Examples of successful pre-pack administration sales include HMV and Monsoon Accessorize. One downside to consider is that pre-pack administrations can cause negative publicity for the business going forward and of course come with a change of ownership structure – but it is ultimately better than the business disappearing all together.
Recent case study
Howard Kennedy recently advised retail brand, MUJI Europe Holdings (MEH) on a strategic restructuring initiative aimed at optimising its European business operations following changes in ownership and shareholding structure. Under the guidance of Howard Kennedy’s Restructuring and Insolvency team, led by partners Vernon Dennis and Paul Glassberg, MEH successfully entered into a pre-pack administration sale. This process transferred its business, including 10 European subsidiary entities, to a newly formed holding company wholly owned by Muji Japan. The successful completion of this restructuring ensured continuity for all stakeholders, including customers, employees, and business partners, while preserving the integrity of MUJI’s European presence. Howard Kennedy’s expertise in strategic planning and legal execution was instrumental in navigating this complex process, positioning MUJI for enhanced growth opportunities in the European market.
Company Voluntary Arrangement (CVA)
Another option available is a Company Voluntary Arrangement (CVA), which preserves the company and not just its business – a move welcomed by shareholders. It works by allowing a company to continue trading having reached an agreement with creditors to restructure its debts and repayment obligations.
It was a popular option during the pandemic, with various trading restrictions placed on retail and hospitality businesses during lockdowns, with CVAs allowed these businesses to exit underperforming stores and restructure rent obligations. The attraction for creditors is that it offers a better long-term return than a pre-pack administration.
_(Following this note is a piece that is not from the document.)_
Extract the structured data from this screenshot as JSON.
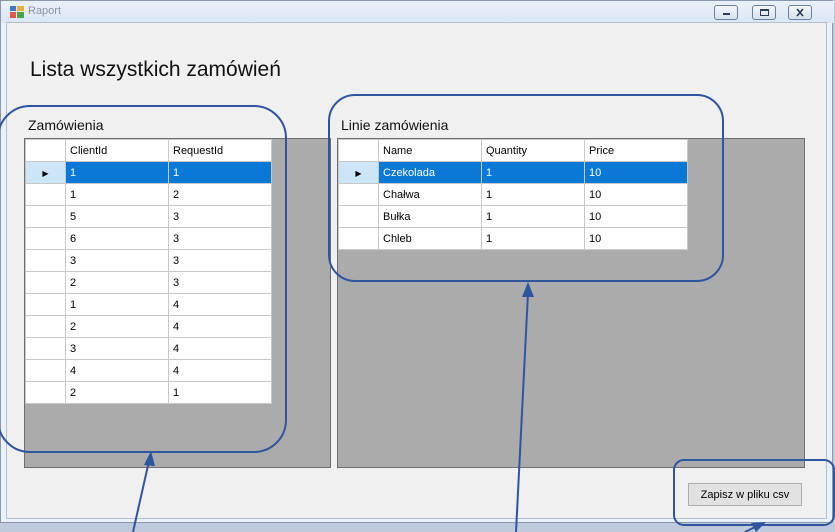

There are negatives to consider, of course. There has been criticism that CVA proposals are often used in a way which is unfairly prejudicial to rights of landlords, their rights being compromised while ordinary supplier creditors remain unaffected. Judicial challenges (such as in Debenhams and New Look) have established a body of case law on this issue, and with careful navigation the compromise of leasehold liabilities is possible. Another potential obstacle is the return of HMRC secondary preferential status.Tax debts are often disproportionately large in comparison to trade debt and as part of HMRC approval they will need to be paid in priority to other unsecured debts. As a result, proposals which seek to compromise tax liabilities more significantly are more difficult to craft and have made the CVA rarer.
Part 26A Restructuring Plan
The final option to consider is the newly introduced 2020 Part 26A Restructuring Plan, similar to the US Chapter 11 and EU driven moves to promote company rescue. RPs are an amalgam of a Company Act Part 26 Scheme of Arrangement and a CVA and allow for a company to propose a rescue plan to various classes of creditors and/or its members that is then sanctioned by the court.